If someone thinks that I should be spending my time differently in 2025, please reach out and make your case!
3. Sorted list of my blog posts from 2024
The “reverse-engineering human social instincts” project:
Other neuroscience posts, generally with a less immediately obvious connection to AGI safety:
Everything else related to Safe & Beneficial AGI:
Random non-work-related rants etc. in my free time:
Also in 2024, I went through and revised my 15-post Intro to Brain-Like-AGI Safety series (originally published in 2022). For summary of changes, see this twitter thread. (Or here without pictures, if you want to avoid twitter.) For more detailed changes, each post of the series has a changelog at the bottom.
4. Acknowledgements
Thanks Jed McCaleb & Astera Institute for generously supporting my research since August 2022!
Thanks to all the people who comment on my posts before or after publication, or share ideas and feedback with me through email or other channels, and especially those who patiently stick it out with me through long back-and-forths to hash out disagreements and confusions. I’ve learned so much that way!!!
Thanks to my coworker Seth for fruitful ideas and discussions, and to Beth Barnes and the Centre For Effective Altruism Donor Lottery Program for helping me get off the ground with grant funding in 2021-2022. Thanks Lightcone Infrastructure (don’t forget to donate!) for maintaining and continuously improving this site, which has always been an essential part of my workflow. Thanks to everyone else fighting for Safe and Beneficial AGI, and thanks to my family, and thanks to you all for reading!
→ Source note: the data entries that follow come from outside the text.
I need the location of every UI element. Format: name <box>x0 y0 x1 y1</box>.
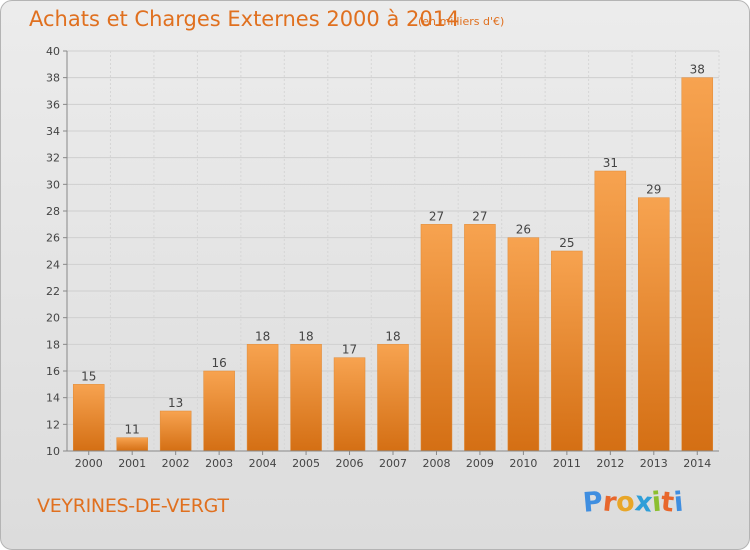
value-label: 27 <box>429 209 444 223</box>
x-tick-label: 2014 <box>683 457 711 470</box>
logo-letter: i <box>672 486 685 519</box>
chart-unit: (en milliers d'€) <box>418 15 505 28</box>
bar <box>72 384 105 452</box>
value-label: 18 <box>298 329 313 343</box>
y-tick-label: 14 <box>46 392 60 405</box>
bar <box>507 237 540 452</box>
x-tick-label: 2011 <box>553 457 581 470</box>
bar <box>203 370 235 452</box>
x-tick-label: 2007 <box>379 457 407 470</box>
value-label: 15 <box>81 369 96 383</box>
value-label: 27 <box>472 209 487 223</box>
x-tick-label: 2009 <box>466 457 494 470</box>
bar <box>681 77 714 452</box>
y-tick-label: 16 <box>46 365 60 378</box>
bar <box>333 357 366 452</box>
value-label: 25 <box>559 236 574 250</box>
y-tick-label: 28 <box>46 205 60 218</box>
value-label: 38 <box>690 63 705 77</box>
axes: 10 12 14 16 18 20 22 24 26 28 30 32 34 36 38 40 2000 2001… <box>46 45 719 470</box>
y-tick-label: 36 <box>46 98 60 111</box>
value-label: 26 <box>516 223 531 237</box>
y-tick-label: 20 <box>46 312 60 325</box>
x-tick-label: 2010 <box>509 457 537 470</box>
y-tick-label: 32 <box>46 152 60 165</box>
bar <box>638 197 670 452</box>
x-tick-label: 2006 <box>336 457 364 470</box>
y-tick-label: 24 <box>46 258 60 271</box>
y-tick-label: 12 <box>46 418 60 431</box>
y-tick-label: 26 <box>46 232 60 245</box>
y-tick-label: 22 <box>46 285 60 298</box>
y-tick-label: 40 <box>46 45 60 58</box>
bar <box>116 437 148 452</box>
value-label: 29 <box>646 183 661 197</box>
bar <box>290 344 322 452</box>
bars: 15 11 13 16 18 18 17 18 27 27 26 25 31 29 38 <box>72 63 714 452</box>
bar <box>594 170 627 452</box>
bar <box>464 224 496 452</box>
x-tick-label: 2004 <box>249 457 277 470</box>
value-label: 16 <box>211 356 226 370</box>
bar <box>377 344 409 452</box>
value-label: 13 <box>168 396 183 410</box>
value-label: 11 <box>125 423 140 437</box>
y-tick-label: 38 <box>46 72 60 85</box>
x-tick-label: 2000 <box>75 457 103 470</box>
x-tick-label: 2002 <box>162 457 190 470</box>
commune-name: VEYRINES-DE-VERGT <box>37 495 229 517</box>
bar <box>159 410 192 452</box>
value-label: 18 <box>385 329 400 343</box>
x-tick-label: 2012 <box>596 457 624 470</box>
x-tick-label: 2005 <box>292 457 320 470</box>
value-label: 31 <box>603 156 618 170</box>
bar <box>551 250 583 452</box>
x-tick-label: 2001 <box>118 457 146 470</box>
chart-title: Achats et Charges Externes 2000 à 2014 <box>29 7 460 31</box>
y-tick-label: 10 <box>46 445 60 458</box>
value-label: 17 <box>342 343 357 357</box>
proxiti-logo: Proxiti <box>582 486 685 519</box>
x-tick-label: 2013 <box>640 457 668 470</box>
bar <box>246 344 279 452</box>
x-tick-label: 2008 <box>422 457 450 470</box>
y-tick-label: 30 <box>46 178 60 191</box>
y-tick-label: 18 <box>46 338 60 351</box>
value-label: 18 <box>255 329 270 343</box>
bar <box>420 224 453 452</box>
x-tick-label: 2003 <box>205 457 233 470</box>
y-tick-label: 34 <box>46 125 60 138</box>
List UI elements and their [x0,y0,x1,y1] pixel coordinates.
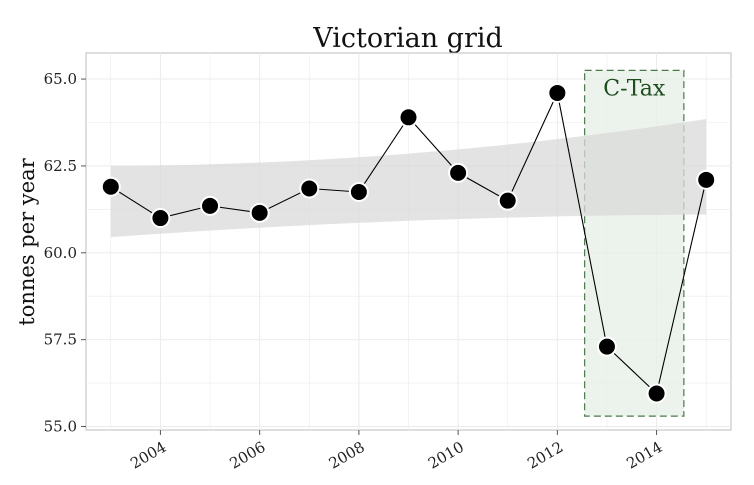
x-tick-label: 2006 [227,438,269,473]
data-point [150,208,171,229]
y-tick-label: 62.5 [44,157,77,175]
data-point [249,202,270,223]
data-point [100,176,121,197]
data-point [646,383,667,404]
data-point [547,82,568,103]
x-tick-label: 2010 [425,438,467,473]
annotation-box [584,69,685,417]
y-tick-label: 55.0 [44,418,77,436]
x-tick-label: 2014 [623,438,665,473]
annotation-label: C-Tax [603,76,666,101]
y-tick-label: 57.5 [44,331,77,349]
y-axis-label: tonnes per year [15,157,39,325]
x-tick-label: 2012 [524,438,566,473]
x-tick-label: 2004 [127,438,169,473]
data-point [200,195,221,216]
chart-title: Victorian grid [312,23,503,54]
y-tick-label: 65.0 [44,70,77,88]
x-tick-label: 2008 [326,438,368,473]
data-point [696,169,717,190]
data-point [497,190,518,211]
data-point [596,336,617,357]
data-point [348,181,369,202]
data-point [299,178,320,199]
plot-area: C-Tax 2004 2006 2008 2010 2012 2014 55.0 57.5 60.… [44,52,732,473]
data-point [398,107,419,128]
y-tick-label: 60.0 [44,244,77,262]
data-point [448,162,469,183]
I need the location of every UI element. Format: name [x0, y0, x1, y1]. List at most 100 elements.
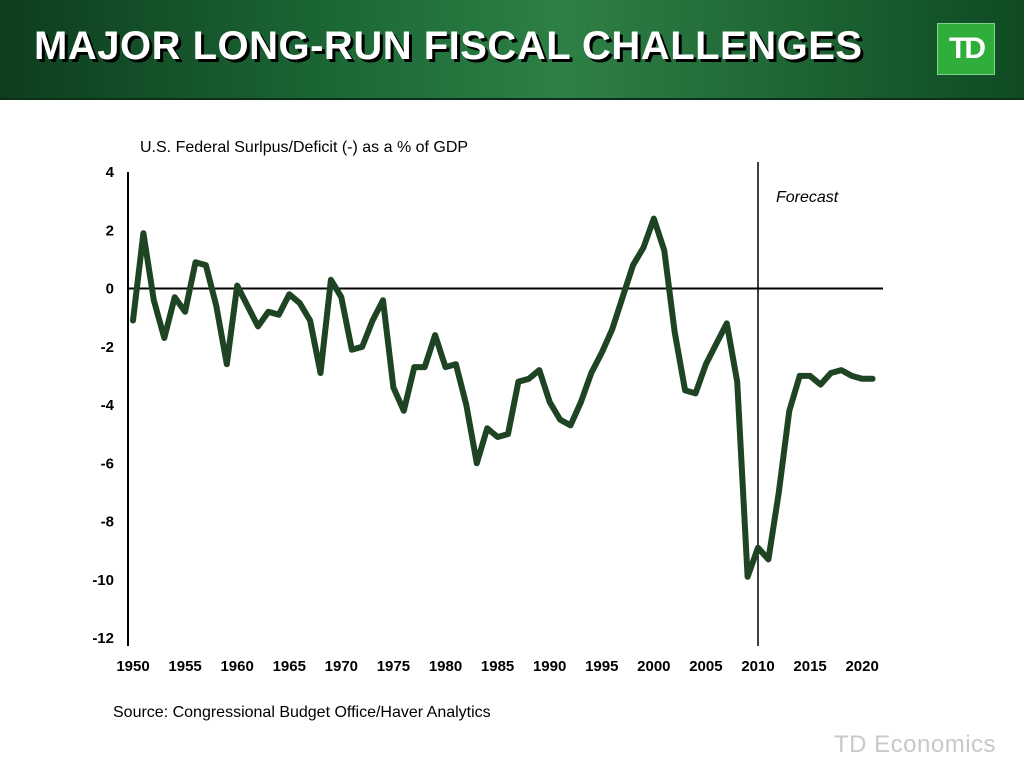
data-point — [621, 296, 624, 299]
y-tick-label: -8 — [101, 514, 114, 531]
data-point — [850, 374, 853, 377]
x-tick-label: 1970 — [325, 658, 358, 675]
data-point — [569, 424, 572, 427]
data-point — [871, 377, 874, 380]
data-point — [496, 436, 499, 439]
data-point — [142, 232, 145, 235]
data-point — [215, 305, 218, 308]
data-point — [194, 261, 197, 264]
data-point — [767, 558, 770, 561]
data-point — [173, 296, 176, 299]
data-point — [371, 319, 374, 322]
x-tick-label: 1975 — [377, 658, 410, 675]
data-point — [725, 322, 728, 325]
data-point — [319, 372, 322, 375]
x-tick-label: 1965 — [273, 658, 306, 675]
data-point — [184, 310, 187, 313]
data-point — [402, 409, 405, 412]
data-point — [663, 249, 666, 252]
data-point — [413, 366, 416, 369]
data-point — [652, 217, 655, 220]
data-point — [329, 278, 332, 281]
data-point — [819, 383, 822, 386]
data-point — [423, 366, 426, 369]
data-point — [538, 369, 541, 372]
page-title: MAJOR LONG-RUN FISCAL CHALLENGES — [34, 24, 863, 68]
data-point — [840, 369, 843, 372]
data-point — [225, 363, 228, 366]
data-point — [434, 334, 437, 337]
data-point — [704, 363, 707, 366]
data-point — [798, 374, 801, 377]
data-point — [444, 366, 447, 369]
x-tick-label: 1955 — [168, 658, 201, 675]
data-point — [454, 363, 457, 366]
data-point — [267, 310, 270, 313]
td-logo: TD — [937, 23, 995, 75]
x-tick-label: 2010 — [741, 658, 774, 675]
data-point — [361, 345, 364, 348]
data-point — [736, 380, 739, 383]
data-point — [579, 401, 582, 404]
data-point — [475, 462, 478, 465]
data-point — [559, 418, 562, 421]
data-point — [298, 302, 301, 305]
y-tick-label: -12 — [92, 630, 114, 647]
header-banner: MAJOR LONG-RUN FISCAL CHALLENGES TD — [0, 0, 1024, 100]
data-point — [632, 264, 635, 267]
data-point — [642, 246, 645, 249]
y-tick-label: -2 — [101, 339, 114, 356]
chart-title: U.S. Federal Surlpus/Deficit (-) as a % … — [140, 139, 469, 156]
data-point — [382, 299, 385, 302]
data-point — [777, 491, 780, 494]
y-tick-label: 2 — [106, 222, 114, 239]
data-point — [486, 427, 489, 430]
x-tick-label: 2005 — [689, 658, 722, 675]
y-tick-label: -4 — [101, 397, 115, 414]
data-point — [163, 337, 166, 340]
data-point — [757, 546, 760, 549]
data-point — [694, 392, 697, 395]
data-point — [611, 328, 614, 331]
data-point — [465, 404, 468, 407]
data-point — [277, 313, 280, 316]
data-point — [684, 389, 687, 392]
data-point — [527, 377, 530, 380]
source-note: Source: Congressional Budget Office/Have… — [113, 704, 491, 721]
data-point — [392, 386, 395, 389]
data-point — [715, 342, 718, 345]
x-tick-label: 1960 — [220, 658, 253, 675]
y-tick-label: 4 — [106, 164, 115, 181]
y-tick-label: -6 — [101, 455, 114, 472]
data-point — [246, 305, 249, 308]
x-tick-label: 2015 — [793, 658, 826, 675]
x-tick-label: 1980 — [429, 658, 462, 675]
x-tick-label: 1950 — [116, 658, 149, 675]
data-point — [340, 296, 343, 299]
x-tick-label: 1990 — [533, 658, 566, 675]
data-point — [590, 372, 593, 375]
data-point — [257, 325, 260, 328]
x-tick-label: 2000 — [637, 658, 670, 675]
data-point — [309, 319, 312, 322]
data-point — [673, 331, 676, 334]
data-point — [350, 348, 353, 351]
data-point — [507, 433, 510, 436]
y-tick-label: 0 — [106, 281, 114, 298]
x-tick-label: 2020 — [845, 658, 878, 675]
data-point — [861, 377, 864, 380]
data-point — [788, 409, 791, 412]
brand-wordmark: TD Economics — [834, 731, 997, 758]
data-point — [809, 374, 812, 377]
data-point — [204, 264, 207, 267]
data-point — [548, 401, 551, 404]
data-point — [152, 299, 155, 302]
x-tick-label: 1985 — [481, 658, 514, 675]
data-point — [517, 380, 520, 383]
x-tick-label: 1995 — [585, 658, 618, 675]
data-point — [132, 319, 135, 322]
data-point — [600, 351, 603, 354]
deficit-series-line — [130, 215, 876, 580]
y-tick-label: -10 — [92, 572, 114, 589]
data-point — [829, 372, 832, 375]
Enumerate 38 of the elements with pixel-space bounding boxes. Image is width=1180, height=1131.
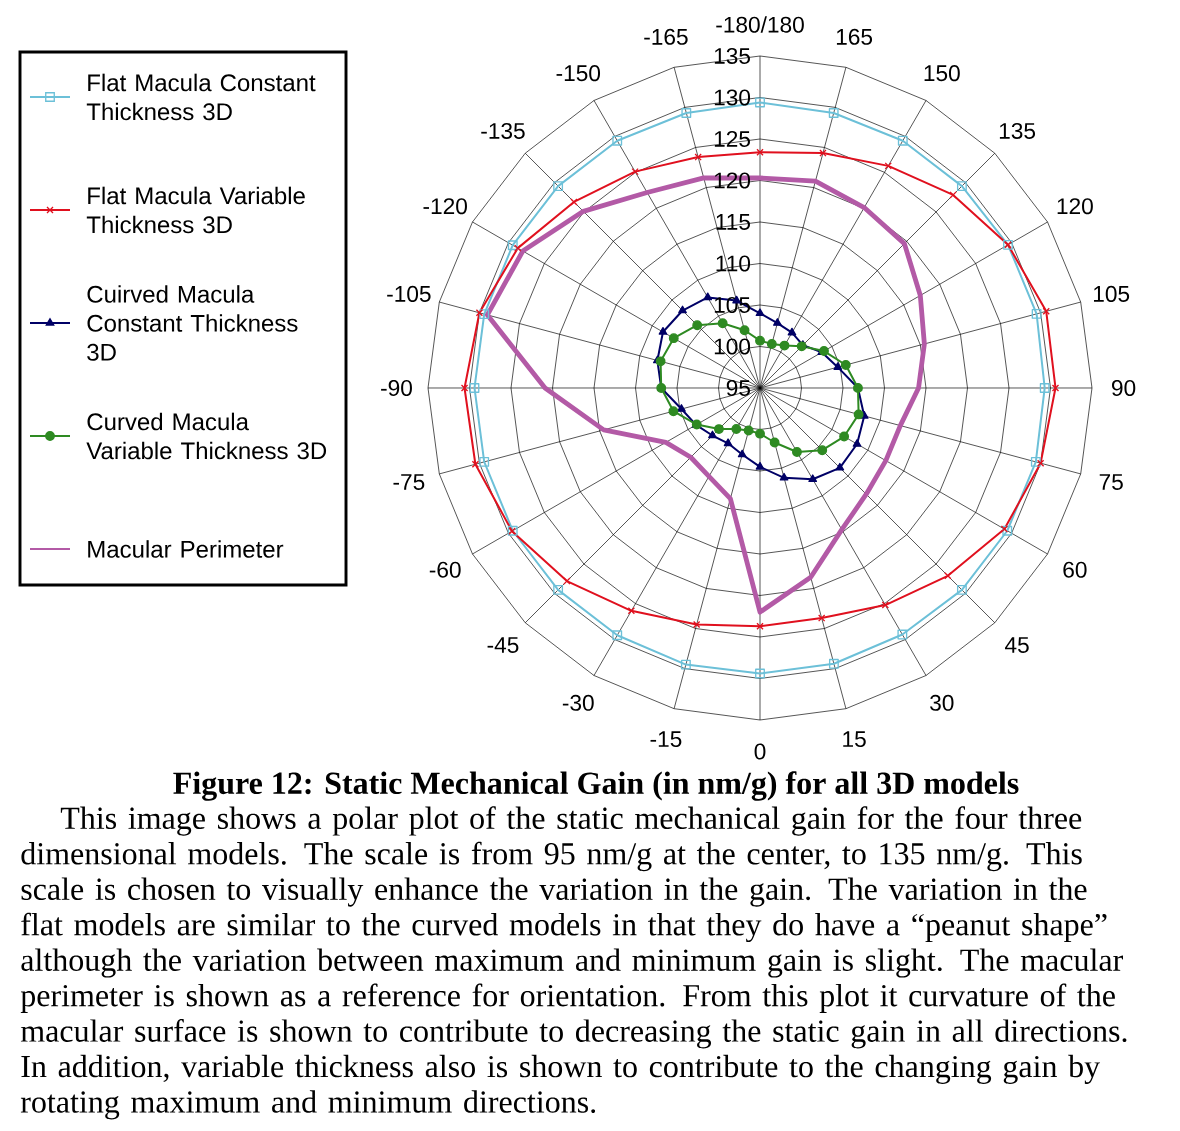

Happy New Year!
For a different (simpler) example of what I think it looks like to make progress towards that kind of pseudocode, see my post A Theory of Laughter.
Thanks to regional specialization across the cortex (roughly correspondingly to “neural network architecture” in ML lingo), there can be a priori reason to believe that, for example, “pattern 387294” is a pattern in short-term auditory data whereas “pattern 579823” is a pattern in large-scale visual data, or whatever. But that’s not good enough. The symbol grounding problem for social instincts needs much more specific information than that. If Jun just told me that Xiu thinks I’m cute, then that’s a very different situation from if Jun just told me that Fang thinks I’m cute, leading to very different visceral reactions and drives. Yet those two possibilities are built from generally the same kinds of data.